Después de ver un aviso en el diario, Cristian se presentó ante una empresa que buscaba guardias de seguridad. No tenía experiencia alguna, pero fue y enfrentó una entrevista muy breve, que le alcanzó para ser seleccionado. Al día siguiente empezó la capacitación. Fueron 28 horas divididas en cuatro días: un poco de primeros auxilios, 15 disparos de práctica y un panorama general sobre la ley de legítima defensa y los derechos de los menores de edad. Cuando quiso acordar, tenía el uniforme puesto y, con un revólver calibre 38 en la cintura, estaba parado en la puerta de un local del Centro.

"Acá estás regalado. Te sentís indefenso. Estás pensando todo el tiempo en que pueden venir a matarte y eso te genera una tensión constante", relata Cristian, resignado. Entre semana custodia la entrada y las paredes laterales de un local —que prefirió que no fuera identificado—, y los fines de semana trabaja en un boliche. Según dice, nadie se preocupa por "lo personal" de los guardias, en referencia a la estabilidad psicológica que (se supone) se requiere para realizar bien la tarea.

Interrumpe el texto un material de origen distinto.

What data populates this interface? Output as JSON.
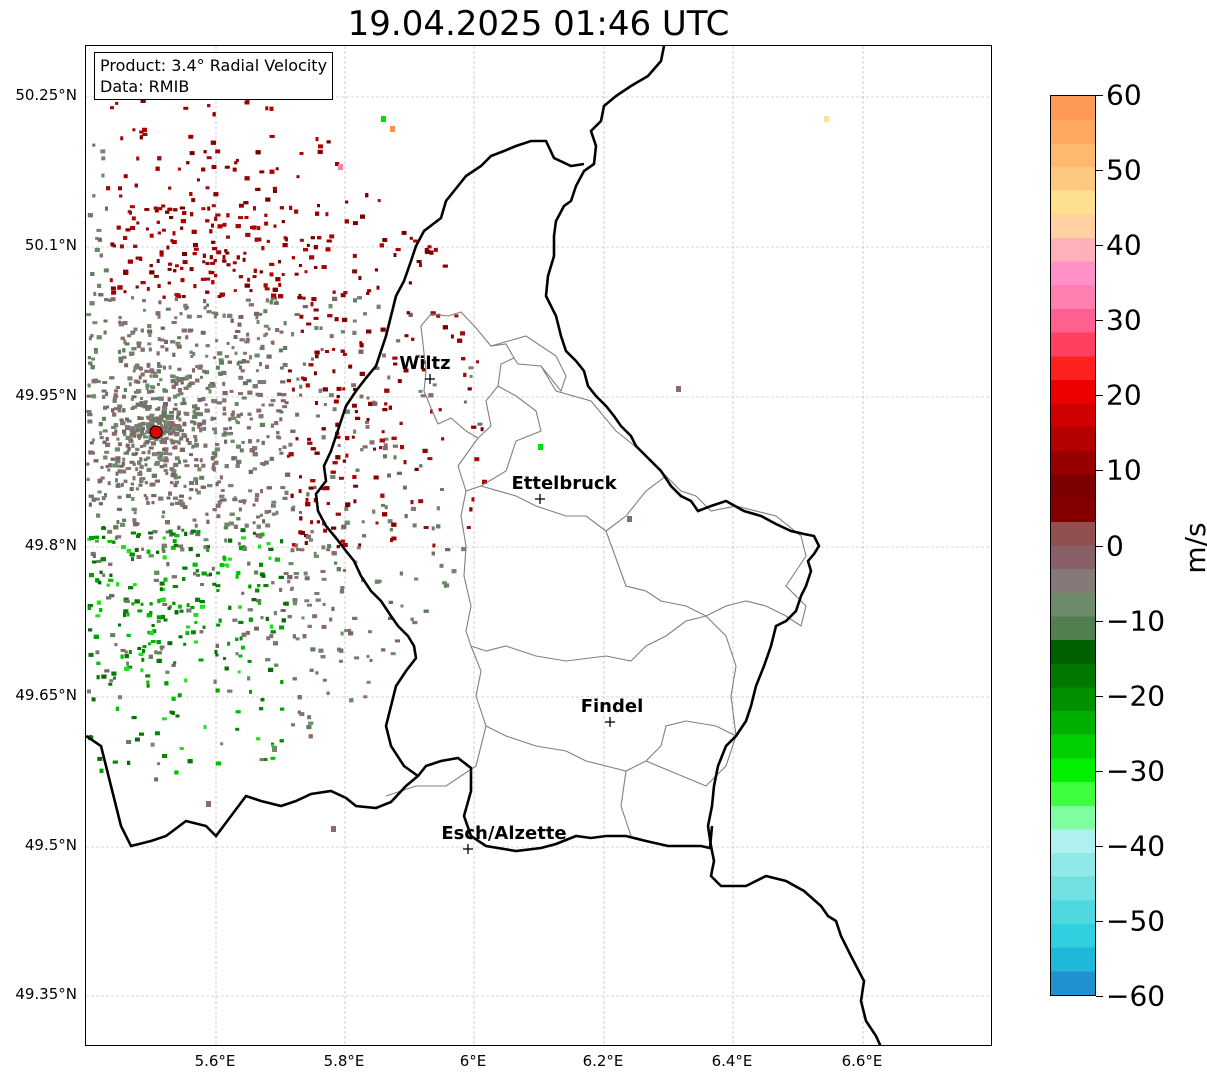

En Uruguay hay algo más de 20.000 guardias de seguridad registrados, de los cuales casi 9.000 están armados. Además, se estima que hay otros 5.000 que trabajan de manera irregular. Son casi tantos como los policías que hay en las calles, y el sector viene en franco crecimiento: 20% más de personal en los últimos cinco años.

El 80% de los guardias del país son hombres y, según el sindicato que los nuclea, alrededor del 50% son ex policías y militares. Los guardias están habilitados a llevar a cabo tareas de vigilancia y monitoreo, pero no tienen ninguna potestad en la represión del delito, por lo cual ellos se definen como "civiles con uniforme".

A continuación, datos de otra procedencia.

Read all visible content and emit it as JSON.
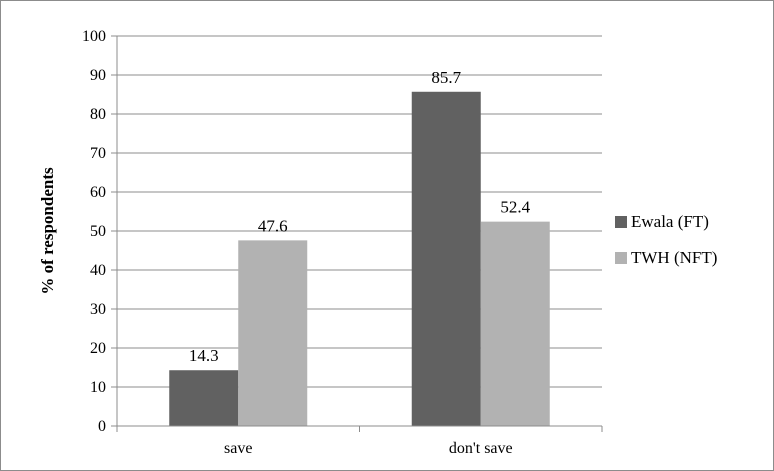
{
  "chart_data": {
    "type": "bar",
    "categories": [
      "save",
      "don't save"
    ],
    "series": [
      {
        "name": "Ewala (FT)",
        "values": [
          14.3,
          85.7
        ],
        "color": "#616161"
      },
      {
        "name": "TWH (NFT)",
        "values": [
          47.6,
          52.4
        ],
        "color": "#b2b2b2"
      }
    ],
    "data_labels": [
      [
        "14.3",
        "85.7"
      ],
      [
        "47.6",
        "52.4"
      ]
    ],
    "title": "",
    "xlabel": "",
    "ylabel": "% of respondents",
    "ylim": [
      0,
      100
    ],
    "yticks": [
      0,
      10,
      20,
      30,
      40,
      50,
      60,
      70,
      80,
      90,
      100
    ],
    "grid": true,
    "legend_position": "right",
    "colors": {
      "grid": "#8c8c8c",
      "axis": "#8c8c8c",
      "text": "#000000"
    }
  }
}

En total hay 300 empresas de seguridad privada registradas, aunque siete de ellas tienen el 50% del mercado. El sueldo más bajo que se paga en el sector es de $ 17.463 por una tarea de vigilancia sin arma. El guardia armado cobra en promedio $ 19.500, y un guardia que trabaje con un perro de vigilancia o que hable dos idiomas (por ejemplo, para desempeñarse en el Aeropuerto) gana unos $ 18.500.

Para ser guardia no hay mayores exigencias. Incluso sin tener Ciclo Básico completo se accede con facilidad a un empleo en el rubro. Pero si bien la puerta de entrada es grande, los riesgos que existen también lo son: seis guardias han sido baleados este año y semanalmente el sindicato de vigilantes privados recibe casos de trabajadores heridos en la tarea.

Además, lo que ocurrió el 5 de octubre, cuando un guardia mató a un empleado de la empresa que custodiaba, muestra, de una de las formas más duras, las fallas del sistema de seguridad privada.

Ese día, el hombre que vigilaba una empresa cercana al Mercado Modelo había corroborado que no hubiera nadie en el local. Por eso, cuando escuchó que alguien corría, desenfundó el arma y disparó, matando a un empleado de 45 años que había vuelto a su oficina por un objeto olvidado.

¿Por qué disparó sin preguntar? ¿Cómo debería haber procedido si sospechaba que había un ladrón? ¿Estaba capacitado para tener un arma? ¿Estaba en condiciones psicológicas para asumir tal responsabilidad? Decenas de preguntas surgen al respecto pero, por ahora, solo una respuesta: la capacitación, por lo general, no pasa de tres días de cursos y unos pocos disparos para quienes portarán un arma.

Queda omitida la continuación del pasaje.